長い間行って見たかった国があります。それは地図上にない国、満州です。私の田舎は長野県の茅野市というところです。

長野では南信と呼ばれていて、戦前は農業しかない貧しい地域でした。すでに80を大きく超えた私の父と母は、「満州」に行くことを真剣に考えていたそうです。

中国では国でないという意味で「偽満州」と呼ばれています。自分の土地が持てる、開墾しただけ自分の土地になる、そんな夢のような話を真に受けていました。たまたま2人は満州には行きませんでしたが、長野県からは多くの開拓民が満州に渡りました。

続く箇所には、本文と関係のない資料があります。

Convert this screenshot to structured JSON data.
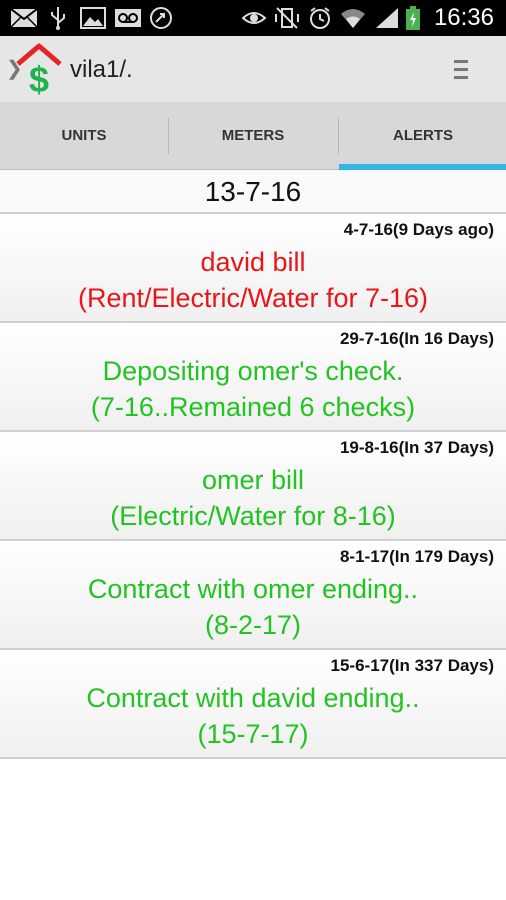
{
  "status_bar": {
    "time": "16:36",
    "battery_color": "#4caf50",
    "icons": [
      "mail-icon",
      "usb-icon",
      "image-icon",
      "voicemail-icon",
      "sync-icon",
      "eye-icon",
      "no-vibrate-icon",
      "alarm-icon",
      "wifi-icon",
      "signal-icon",
      "battery-icon"
    ]
  },
  "app_bar": {
    "title": "vila1/.",
    "icon": "house-dollar-icon"
  },
  "tabs": [
    {
      "label": "UNITS",
      "selected": false
    },
    {
      "label": "METERS",
      "selected": false
    },
    {
      "label": "ALERTS",
      "selected": true
    }
  ],
  "date_header": "13-7-16",
  "alerts": [
    {
      "date": "4-7-16(9 Days ago)",
      "line1": "david bill",
      "line2": "(Rent/Electric/Water for 7-16)",
      "color": "#e8161b"
    },
    {
      "date": "29-7-16(In 16 Days)",
      "line1": "Depositing omer's check.",
      "line2": "(7-16..Remained 6 checks)",
      "color": "#22c322"
    },
    {
      "date": "19-8-16(In 37 Days)",
      "line1": "omer bill",
      "line2": "(Electric/Water for 8-16)",
      "color": "#22c322"
    },
    {
      "date": "8-1-17(In 179 Days)",
      "line1": "Contract with omer ending..",
      "line2": "(8-2-17)",
      "color": "#22c322"
    },
    {
      "date": "15-6-17(In 337 Days)",
      "line1": "Contract with david ending..",
      "line2": "(15-7-17)",
      "color": "#22c322"
    }
  ],
  "colors": {
    "tab_indicator": "#33b5e5",
    "overdue": "#e8161b",
    "upcoming": "#22c322"
  }
}
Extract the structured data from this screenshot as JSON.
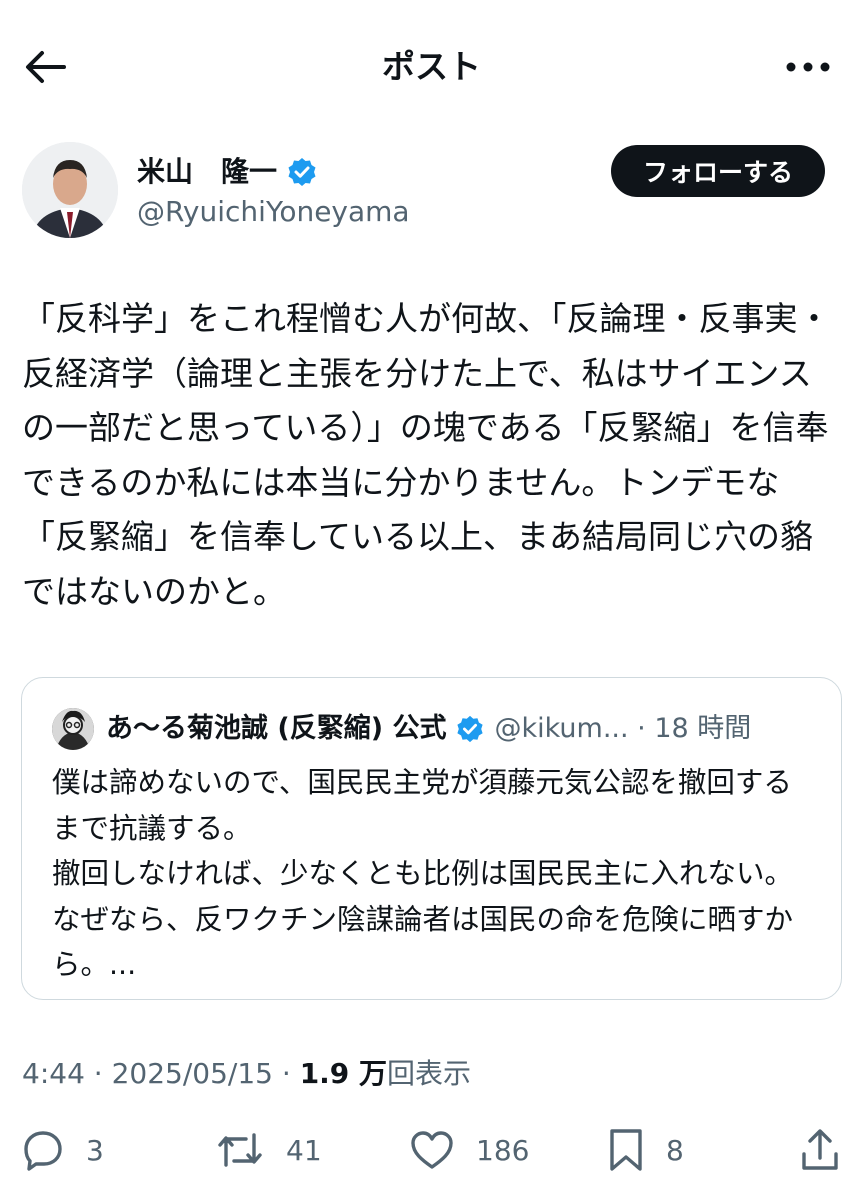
{
  "header": {
    "title": "ポスト"
  },
  "author": {
    "name": "米山　隆一",
    "handle": "@RyuichiYoneyama",
    "verified_color": "#1d9bf0",
    "follow_label": "フォローする"
  },
  "post": {
    "text": "「反科学」をこれ程憎む人が何故、「反論理・反事実・反経済学（論理と主張を分けた上で、私はサイエンスの一部だと思っている）」の塊である「反緊縮」を信奉できるのか私には本当に分かりません。トンデモな「反緊縮」を信奉している以上、まあ結局同じ穴の貉ではないのかと。",
    "time": "4:44",
    "date": "2025/05/15",
    "views_count": "1.9 万",
    "views_label": "回表示",
    "separator": " · "
  },
  "quote": {
    "name": "あ〜る菊池誠 (反緊縮) 公式",
    "handle": "@kikum...",
    "time": "18 時間",
    "separator": " · ",
    "text": "僕は諦めないので、国民民主党が須藤元気公認を撤回するまで抗議する。\n撤回しなければ、少なくとも比例は国民民主に入れない。なぜなら、反ワクチン陰謀論者は国民の命を危険に晒すから。..."
  },
  "actions": {
    "replies": "3",
    "reposts": "41",
    "likes": "186",
    "bookmarks": "8"
  },
  "icons": {
    "back": "arrow-left-icon",
    "more": "more-horizontal-icon",
    "verified": "verified-badge-icon",
    "reply": "reply-icon",
    "repost": "repost-icon",
    "like": "heart-icon",
    "bookmark": "bookmark-icon",
    "share": "share-icon"
  }
}
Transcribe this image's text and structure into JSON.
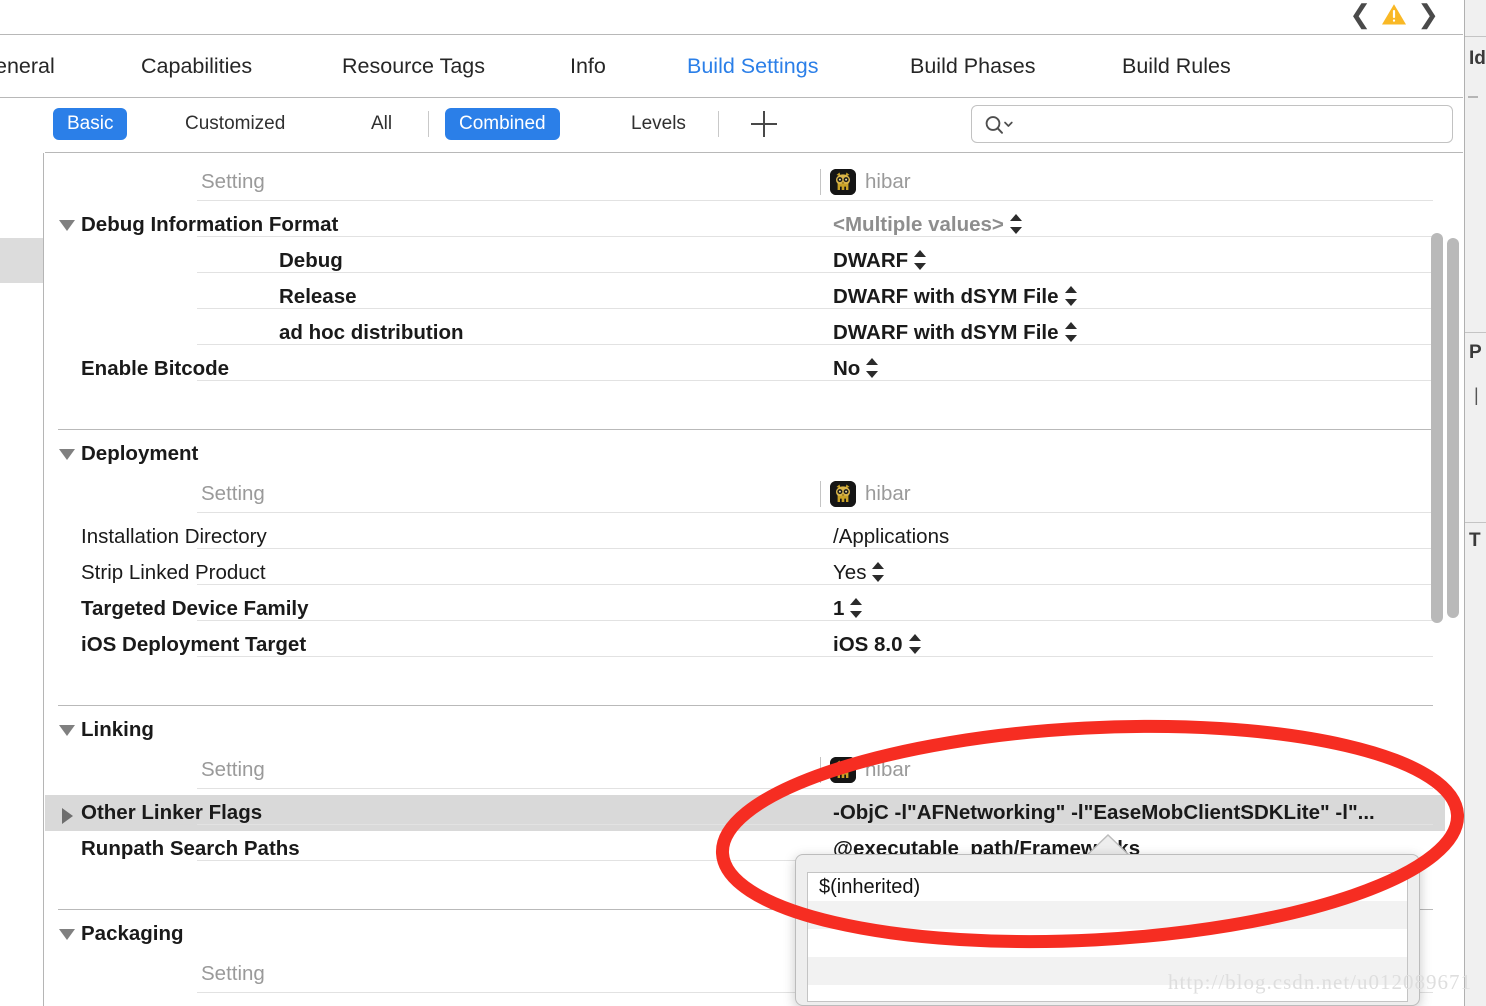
{
  "window": {
    "nav": {
      "back_icon": "chevron-left-icon",
      "forward_icon": "chevron-right-icon",
      "warning_icon": "warning-triangle-icon"
    }
  },
  "tabs": [
    {
      "label": "eneral",
      "active": false
    },
    {
      "label": "Capabilities",
      "active": false
    },
    {
      "label": "Resource Tags",
      "active": false
    },
    {
      "label": "Info",
      "active": false
    },
    {
      "label": "Build Settings",
      "active": true
    },
    {
      "label": "Build Phases",
      "active": false
    },
    {
      "label": "Build Rules",
      "active": false
    }
  ],
  "filterbar": {
    "scope": [
      {
        "label": "Basic",
        "selected": true
      },
      {
        "label": "Customized",
        "selected": false
      },
      {
        "label": "All",
        "selected": false
      }
    ],
    "mode": [
      {
        "label": "Combined",
        "selected": true
      },
      {
        "label": "Levels",
        "selected": false
      }
    ],
    "add_button_icon": "plus-icon",
    "search": {
      "icon": "search-icon",
      "chevron_icon": "chevron-down-icon",
      "value": "",
      "placeholder": ""
    }
  },
  "project": {
    "name": "hibar",
    "icon": "owl-app-icon"
  },
  "column_headers": {
    "setting": "Setting"
  },
  "sections": [
    {
      "id": "debug-information-format",
      "disclosure": "down",
      "header": "Debug Information Format",
      "header_value": "<Multiple values>",
      "header_value_has_stepper": true,
      "rows": [
        {
          "name": "Debug",
          "value": "DWARF",
          "bold": true,
          "stepper": true,
          "indent": "deep"
        },
        {
          "name": "Release",
          "value": "DWARF with dSYM File",
          "bold": true,
          "stepper": true,
          "indent": "deep"
        },
        {
          "name": "ad hoc distribution",
          "value": "DWARF with dSYM File",
          "bold": true,
          "stepper": true,
          "indent": "deep"
        },
        {
          "name": "Enable Bitcode",
          "value": "No",
          "bold": true,
          "stepper": true,
          "indent": "none"
        }
      ]
    },
    {
      "id": "deployment",
      "disclosure": "down",
      "header": "Deployment",
      "rows": [
        {
          "name": "Installation Directory",
          "value": "/Applications",
          "bold": false,
          "stepper": false,
          "indent": "none"
        },
        {
          "name": "Strip Linked Product",
          "value": "Yes",
          "bold": false,
          "stepper": true,
          "indent": "none"
        },
        {
          "name": "Targeted Device Family",
          "value": "1",
          "bold": true,
          "stepper": true,
          "indent": "none"
        },
        {
          "name": "iOS Deployment Target",
          "value": "iOS 8.0",
          "bold": true,
          "stepper": true,
          "indent": "none"
        }
      ]
    },
    {
      "id": "linking",
      "disclosure": "down",
      "header": "Linking",
      "rows": [
        {
          "name": "Other Linker Flags",
          "value": "-ObjC -l\"AFNetworking\" -l\"EaseMobClientSDKLite\" -l\"...",
          "bold": true,
          "stepper": false,
          "indent": "none",
          "selected": true,
          "disclosure": "right"
        },
        {
          "name": "Runpath Search Paths",
          "value": "@executable_path/Frameworks",
          "bold": true,
          "stepper": false,
          "indent": "none"
        }
      ]
    },
    {
      "id": "packaging",
      "disclosure": "down",
      "header": "Packaging",
      "rows": []
    }
  ],
  "popover": {
    "arrow_icon": "popover-arrow-icon",
    "entries": [
      {
        "text": "$(inherited)"
      },
      {
        "text": ""
      },
      {
        "text": ""
      },
      {
        "text": ""
      }
    ]
  },
  "inspector": {
    "sections": [
      {
        "label": "Id"
      },
      {
        "label": "P"
      },
      {
        "label": "T"
      }
    ]
  },
  "annotation": {
    "shape": "red-ellipse-highlight",
    "color": "#f62d22"
  },
  "watermark": {
    "text": "http://blog.csdn.net/u012089671"
  }
}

そして、何人かは残留孤児となって、中国に残りました。何年前でしょうか、中国からの残留孤児の親探しが東京で行われ、その様子がテレビで放送されました。

テレビを見ていた母親が突然 「●●子ちゃんだ、間違いない。あれー、変わったなぁ。苦労したんだ」と大きな声を出したのです。

どうやら、テレビに出てきた女性が、幼なじみだったようです。

それから20年以上が経過しました。たまたま仕事で中国に駐在することになりました。父と母が行ったかもしれない満州、それは中国の東北部、吉林、黒竜江、遼寧省に当たります。

中国にいた3年間私はできるかぎり、東北地方に行って、日本の痕跡を探しました。

長春には、満州政府が建築した建物がたくさん残っています。お土産として、満州政府が作成した開発地図が売られていました。残念ながら紛失してしまいましたが、その地図には「新京」と書かれています。

長春はかつて満州の首都で新京と呼ばれていたんですね。長細いその地図は、道が碁盤の目のように整理されていました。

今も残る当時の建物は、洋風と中国風が混ざっています。建国のスローガンだった「5族共和」にふさわしい都市にしたいという意気込みだったそうです。「観光コースでない『満州』」(高文研)。方法は問題がありますが、理想に燃えた人々が日本から満州に渡ったのは間違いないでしょう。

長春の街角で古本を売っている人がいました。中を覗くと古い岩波文庫が何冊かありました。戦前に持ち込まれたものでしょうか。その中の1冊は、野上弥生子さんの小説でした。

最近、私の実家の近くに、満蒙開拓平和記念館ができました。日本が中国に進出した過去を美化するつもりはありません。この記念館もそういう趣旨でできたそうです。

ただ、あの「国」で何があったのか。日本と中国の関係がうまくいっていないいまだからこそ、自分なりに調べて見たいと思っています。